The fourth part of the lecture offers an interpretation of Vizio di forma as a primarily ecological book, underlining its substantial discontinuity with Storie naturali. In this perspective, two aspects are explored in particular depth: on the one hand, the description of ecological collapse as a shattering of the internal balance and stability of the biosphere; on the other hand, Levi’s call for an ethical and political solution to the environmental crisis, completely entrusted to the role of «technicians» and scientists.
In Levi’s hopes and ambitions, science fiction was intended as a «return to reality,» as an experiment with a new kind of writing, the evasion – problematic and complex – from the anguished confines of the testimonial narratives. The critical reception of Storie naturali and Vizio di forma, on which the last part of the Lecture dwells, marked in many aspects the dramatic failure of Levi’s hopes. Levi’s short stories were in fact mostly buried under a blanket of interpretation unable to understand these works as an original attempt at dialogue between the «two cultures,» but only as the umpteenth variation on the theme of the camps. The critics’ reaction vacillated between two opposite poles: on the one hand interpreting the short stories from a «Frankfurt School» perspective, as if they were only a uniform accusation by the ex-deportee against the new «extermination of the technological age»; on the other hand, reproaching the author for not having been apocalyptic enough and for having maintained some degree of trust in reason.

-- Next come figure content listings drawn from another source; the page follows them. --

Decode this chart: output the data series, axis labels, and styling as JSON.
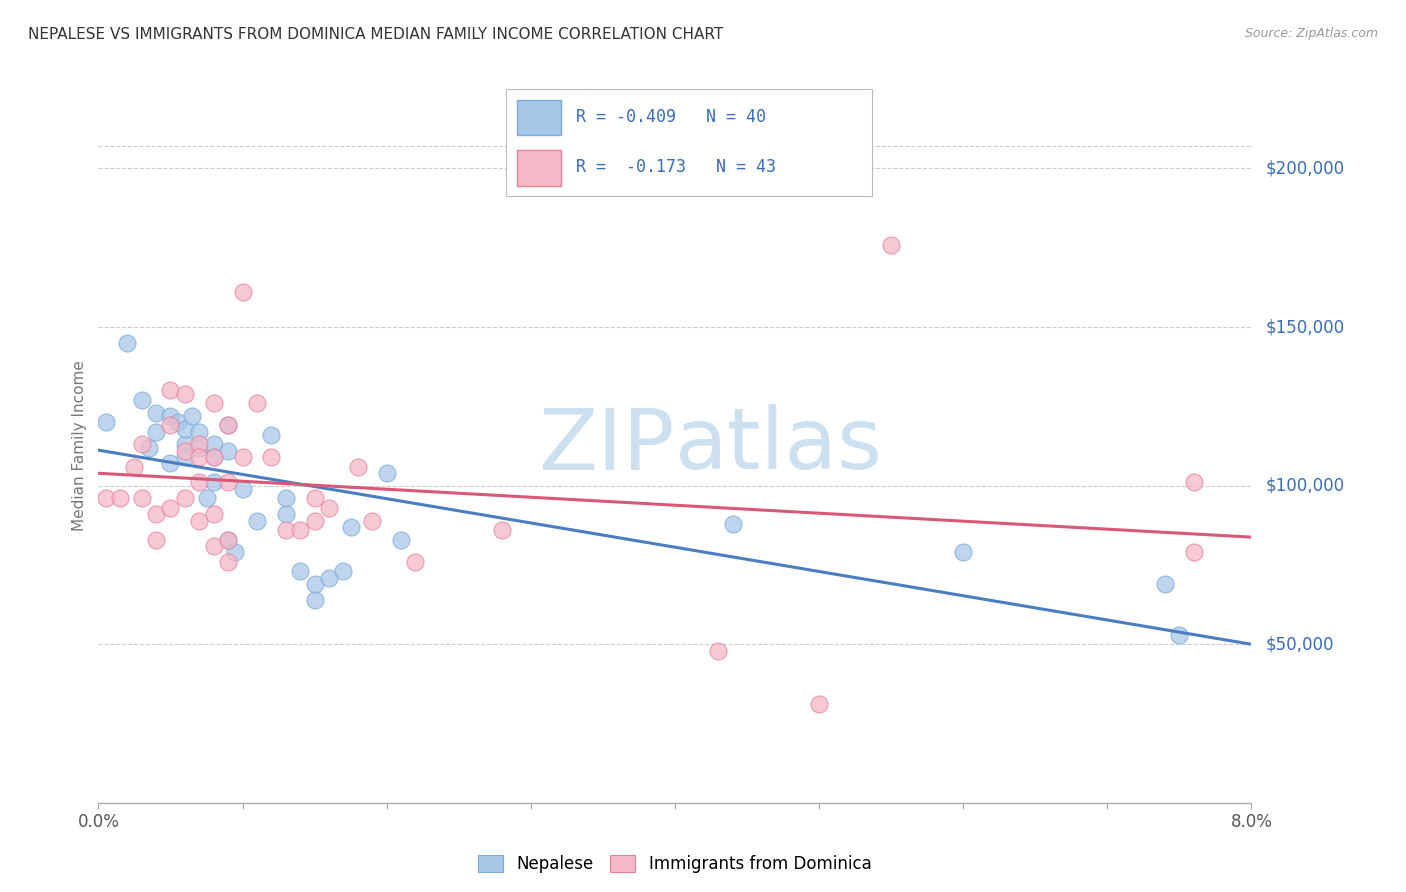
{
  "title": "NEPALESE VS IMMIGRANTS FROM DOMINICA MEDIAN FAMILY INCOME CORRELATION CHART",
  "source": "Source: ZipAtlas.com",
  "ylabel": "Median Family Income",
  "xlim": [
    0.0,
    0.08
  ],
  "ylim": [
    0,
    225000
  ],
  "xticks": [
    0.0,
    0.01,
    0.02,
    0.03,
    0.04,
    0.05,
    0.06,
    0.07,
    0.08
  ],
  "xticklabels": [
    "0.0%",
    "",
    "",
    "",
    "",
    "",
    "",
    "",
    "8.0%"
  ],
  "ytick_positions": [
    50000,
    100000,
    150000,
    200000
  ],
  "ytick_labels": [
    "$50,000",
    "$100,000",
    "$150,000",
    "$200,000"
  ],
  "legend_blue_R": "R = -0.409",
  "legend_blue_N": "N = 40",
  "legend_pink_R": "R =  -0.173",
  "legend_pink_N": "N = 43",
  "blue_scatter_color": "#a8c8e8",
  "blue_edge_color": "#7aabda",
  "pink_scatter_color": "#f5b8c8",
  "pink_edge_color": "#e8809a",
  "blue_line_color": "#4a7ec0",
  "pink_line_color": "#d85878",
  "text_color_blue": "#3a6cb8",
  "background_color": "#ffffff",
  "grid_color": "#cccccc",
  "watermark_color": "#cce0f0",
  "nepalese_x": [
    0.0005,
    0.002,
    0.003,
    0.0035,
    0.004,
    0.004,
    0.005,
    0.005,
    0.0055,
    0.006,
    0.006,
    0.006,
    0.0065,
    0.007,
    0.007,
    0.0075,
    0.008,
    0.008,
    0.008,
    0.009,
    0.009,
    0.009,
    0.0095,
    0.01,
    0.011,
    0.012,
    0.013,
    0.013,
    0.014,
    0.015,
    0.015,
    0.016,
    0.017,
    0.0175,
    0.02,
    0.021,
    0.044,
    0.06,
    0.074,
    0.075
  ],
  "nepalese_y": [
    120000,
    145000,
    127000,
    112000,
    123000,
    117000,
    122000,
    107000,
    120000,
    113000,
    109000,
    118000,
    122000,
    117000,
    112000,
    96000,
    113000,
    109000,
    101000,
    119000,
    111000,
    83000,
    79000,
    99000,
    89000,
    116000,
    96000,
    91000,
    73000,
    69000,
    64000,
    71000,
    73000,
    87000,
    104000,
    83000,
    88000,
    79000,
    69000,
    53000
  ],
  "dominica_x": [
    0.0005,
    0.0015,
    0.0025,
    0.003,
    0.003,
    0.004,
    0.004,
    0.005,
    0.005,
    0.005,
    0.006,
    0.006,
    0.006,
    0.007,
    0.007,
    0.007,
    0.007,
    0.008,
    0.008,
    0.008,
    0.008,
    0.009,
    0.009,
    0.009,
    0.009,
    0.01,
    0.01,
    0.011,
    0.012,
    0.013,
    0.014,
    0.015,
    0.015,
    0.016,
    0.018,
    0.019,
    0.022,
    0.028,
    0.043,
    0.05,
    0.055,
    0.076,
    0.076
  ],
  "dominica_y": [
    96000,
    96000,
    106000,
    113000,
    96000,
    91000,
    83000,
    130000,
    119000,
    93000,
    111000,
    96000,
    129000,
    113000,
    109000,
    101000,
    89000,
    126000,
    109000,
    91000,
    81000,
    119000,
    101000,
    83000,
    76000,
    161000,
    109000,
    126000,
    109000,
    86000,
    86000,
    96000,
    89000,
    93000,
    106000,
    89000,
    76000,
    86000,
    48000,
    31000,
    176000,
    101000,
    79000
  ]
}
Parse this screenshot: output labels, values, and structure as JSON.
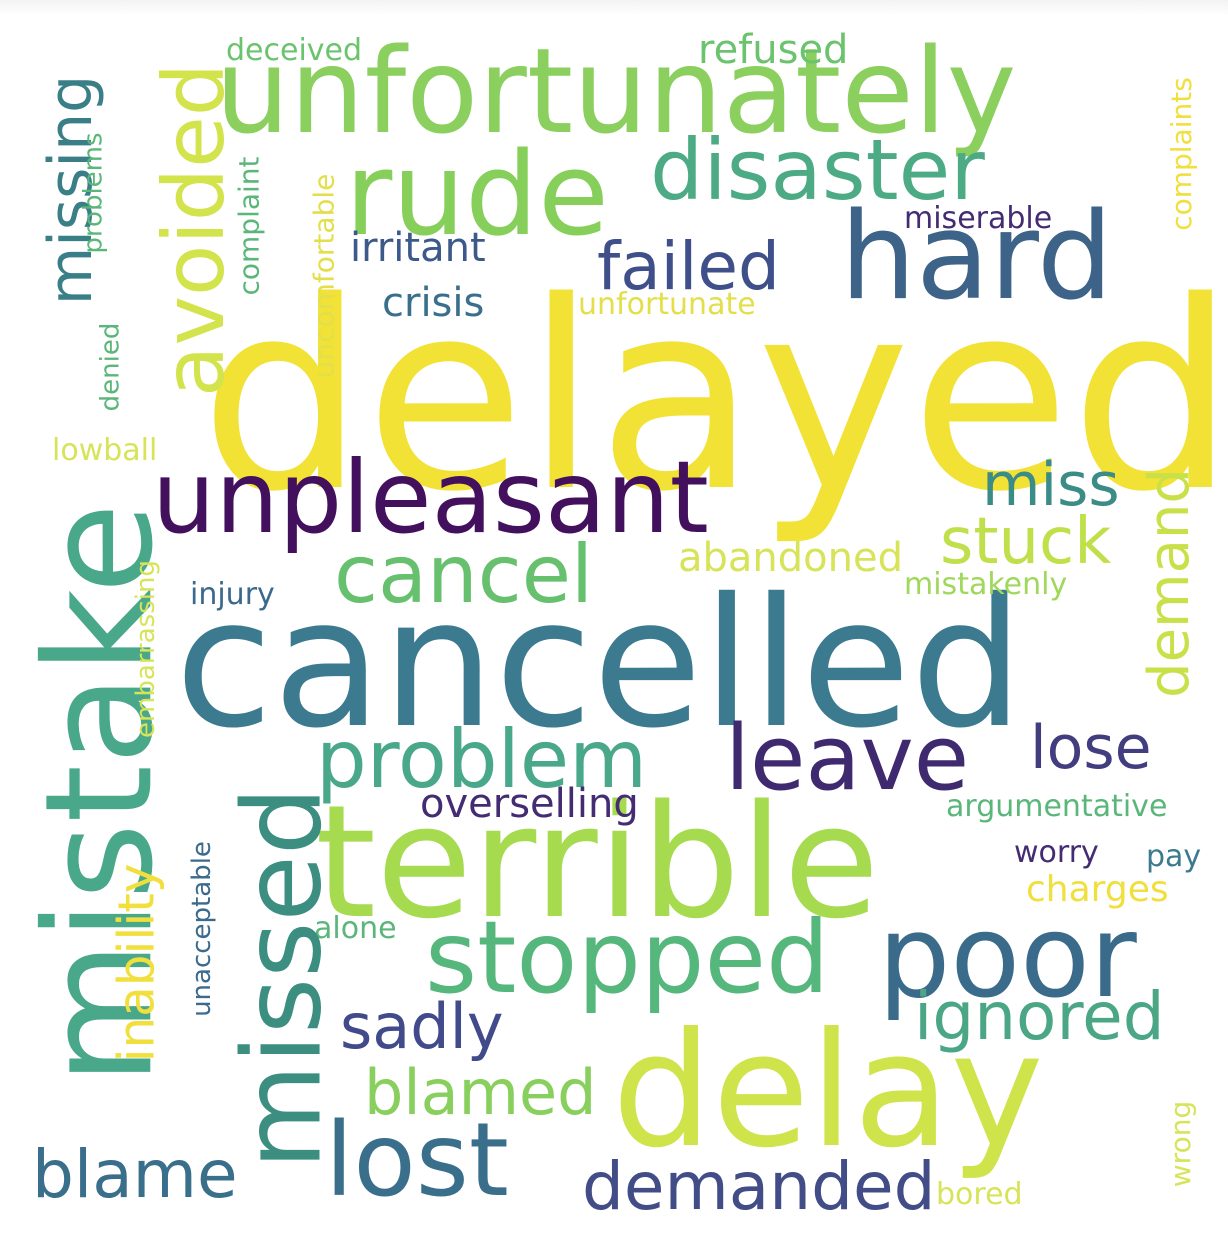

Francesco Cassata is Assistant Professor of Contemporary History at the University of Genoa. He has published on the history of eugenics and scientific racism in Italy. He is a member of the History of Race and Eugenics Research Group (Oxford Brookes) and of the International Working Group on Lysenkoism (CUNY, New York). He is currently working on several research projects including the history of the European molecular biology organization and the radiogenetic and mutagenesis programme of durum wheat at the Nuclear Energy Research Centre Casaccia (Rome). Prof. Cassata is the author of Building the New Man. Eugenics, Racial Science and Genetics in Twentieth-Century Italy (CEU Press, 2011); “The Italian Communist Party and the ‘Lysenko affair’” (Journal of the History of Biology, 2012); “The struggle for authority over Italian genetics: the Ninth International Congress of Genetics in Bellagio, 1948-53,” in B. Gausemeier, S. Müller-Wille, E. Ramsden (eds.), Human Heredity in the Twentieth Century, Pickering & Chatto, London- Brookfield 2013. He recently published a long essay on Primo Levi: Science Fiction? (Einaudi, 2016).